From this time forward the whole affairs of England may be regarded as being entirely under a military government. From all quarters, where portions of the army were stationed, declarations of adherence to the remonstrance were poured in. The General and Council issued proclamations for freedom of trade; and the Parliament—an obedient tool in the hands of the soldiery—complied with all that was dictated to them. Of the secluded members, sixteen were liberated from confinement. The new navy, under the Earl of Warwick’s command, concurred with the army, in the council at which all matters of civil and ecclesiastical concernment were discussed and decided on as they thought fit: in short, the nation groaned under a military despotism.

The King was taken from Hurst Castle to Windsor on the 23d of December; and, on the 25th, a committee of the Commons was appointed to consider in what manner proceedings should be held against him; petitions from Norfolk and elsewhere pouring in with clamorous demands that he and all others aiding and abetting him “in shedding blood, may, without further delay, be brought to due and impartial justice.” The Council of War, on the 27th, gave an order that all ceremonies to the King be left off—his attendants to be fewer, and at less expense; and, the day after, the committee appointed to consider of the charge against the King, and the manner of his trial, reported an ordinance for attainting him of high treason, and for trying him by such commissioners as should be nominated in the body of the said ordinance. On Friday the ordinance was committed; and, on the 1st of January, 1649, the Commons passed an act nominating 150 commissioners and judges for the hearing, trying, and adjudging the said Charles Stuart for the treasons imputed to him.[402]

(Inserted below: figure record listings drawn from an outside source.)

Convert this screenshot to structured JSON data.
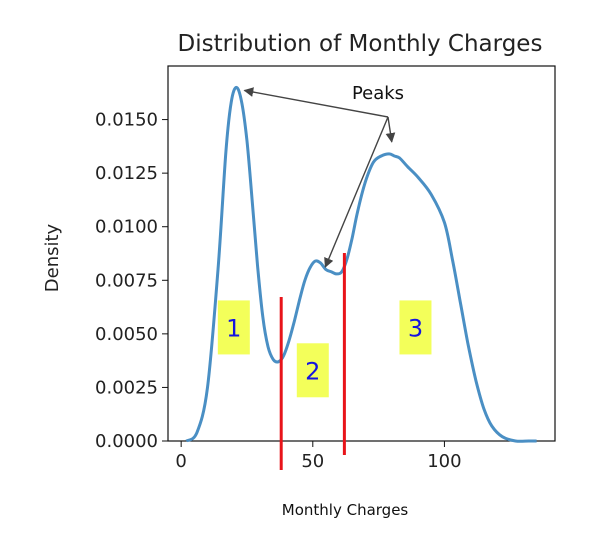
{
  "chart_data": {
    "type": "line",
    "title": "Distribution of Monthly Charges",
    "xlabel": "Monthly Charges",
    "ylabel": "Density",
    "xlim": [
      -5,
      142
    ],
    "ylim": [
      0,
      0.0175
    ],
    "x_ticks": [
      0,
      50,
      100
    ],
    "y_ticks": [
      {
        "value": 0.0,
        "label": "0.0000"
      },
      {
        "value": 0.0025,
        "label": "0.0025"
      },
      {
        "value": 0.005,
        "label": "0.0050"
      },
      {
        "value": 0.0075,
        "label": "0.0075"
      },
      {
        "value": 0.01,
        "label": "0.0100"
      },
      {
        "value": 0.0125,
        "label": "0.0125"
      },
      {
        "value": 0.015,
        "label": "0.0150"
      }
    ],
    "grid": false,
    "series": [
      {
        "color": "#4a8fc4",
        "x": [
          2,
          6,
          10,
          14,
          17,
          19,
          21,
          23,
          25,
          27,
          29,
          31,
          33,
          35,
          37,
          39,
          41,
          43,
          45,
          47,
          49,
          51,
          53,
          55,
          57,
          59,
          61,
          63,
          65,
          67,
          70,
          73,
          76,
          79,
          81,
          83,
          86,
          90,
          95,
          100,
          103,
          106,
          109,
          112,
          115,
          118,
          122,
          127,
          132,
          135
        ],
        "y": [
          0.0,
          0.0004,
          0.0025,
          0.008,
          0.0135,
          0.0158,
          0.0165,
          0.0158,
          0.014,
          0.0112,
          0.0082,
          0.0058,
          0.0044,
          0.0038,
          0.0037,
          0.004,
          0.0047,
          0.0056,
          0.0066,
          0.0075,
          0.0081,
          0.0084,
          0.0083,
          0.008,
          0.0079,
          0.0078,
          0.0079,
          0.0085,
          0.0095,
          0.0107,
          0.0121,
          0.013,
          0.0133,
          0.0134,
          0.0133,
          0.0132,
          0.0128,
          0.0123,
          0.0115,
          0.0102,
          0.0085,
          0.0065,
          0.0045,
          0.0028,
          0.0015,
          0.0007,
          0.0002,
          0.0,
          0.0,
          0.0
        ]
      }
    ],
    "annotations": {
      "peaks_label": "Peaks",
      "peaks": [
        {
          "x": 21,
          "y": 0.0165
        },
        {
          "x": 54,
          "y": 0.0084
        },
        {
          "x": 80,
          "y": 0.0134
        }
      ],
      "dividers": [
        38,
        62
      ],
      "divider_color": "#e8141a",
      "regions": [
        {
          "label": "1",
          "x": 20,
          "y": 0.0053
        },
        {
          "label": "2",
          "x": 50,
          "y": 0.0033
        },
        {
          "label": "3",
          "x": 89,
          "y": 0.0053
        }
      ],
      "region_fill": "#f3ff5a"
    }
  }
}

On the 2d of January, the ordinance for trial of the King was, by message, brought up to the Lords, who demurred to it, and evaded an immediate answer by saying that they would send it by their own messenger, and adjourned for ten days. A deputation of the Commons was, however, sent (3d January) to examine the Lords’ journals, and reported thence “that their Lordships do not concur to the declaration; and that their Lordships rejected the ordinance for the trial of the King;” and, after adjusting the names of the commissioners, by excluding the peers who had been named, and substituting others, and resolving that the ordinance for trial should be in name of the Commons only, they, on the 4th, passed the following resolutions:—

Resolved, That the Commons of England assembled in Parliament do declare that the people under God are the original of all just powers.

“They do likewise declare, that the Commons of England assembled in Parliament being chosen by, and representing the people, have the supreme authority of this nation.

“They do likewise declare, that whatsoever is enacted and declared law by the Commons of England, assembled in Parliament, hath the force of law; and all the people of this nation are included thereby, although the consent and concurrence of the King and the House of Peers be not had thereunto.

“These being reported to the House, the House put them, one after another, to the question, and there was not one negative voice to any one of them. Then an ordinance for trial of Charles Stuart was again read and assented unto, and ordered to be forthwith engrossed in Parchment, and to be brought in to-morrow morning.”[403]

And here, for the present, we pause in our narrative of proceedings in England, that we may recur to those in the Parliament of Scotland, which met at Edinburgh the same day that the Commons of England had adopted these resolutions. We have entered more particularly into the foregoing statements, which are drawn from the journals of the Parliament itself, because, without tracing the entire progress of events in their due order, it is impossible to form any just conception of the real facts from the general histories which treat of that period, and because it is desirable to exhibit in their true colours the outrageous nature of proceedings by which a self-constituted and lawless oligarchy, by palpable and daring acts of usurpation, overturned the constitution of their country, and established in its stead a wild, democratic, and military despotism.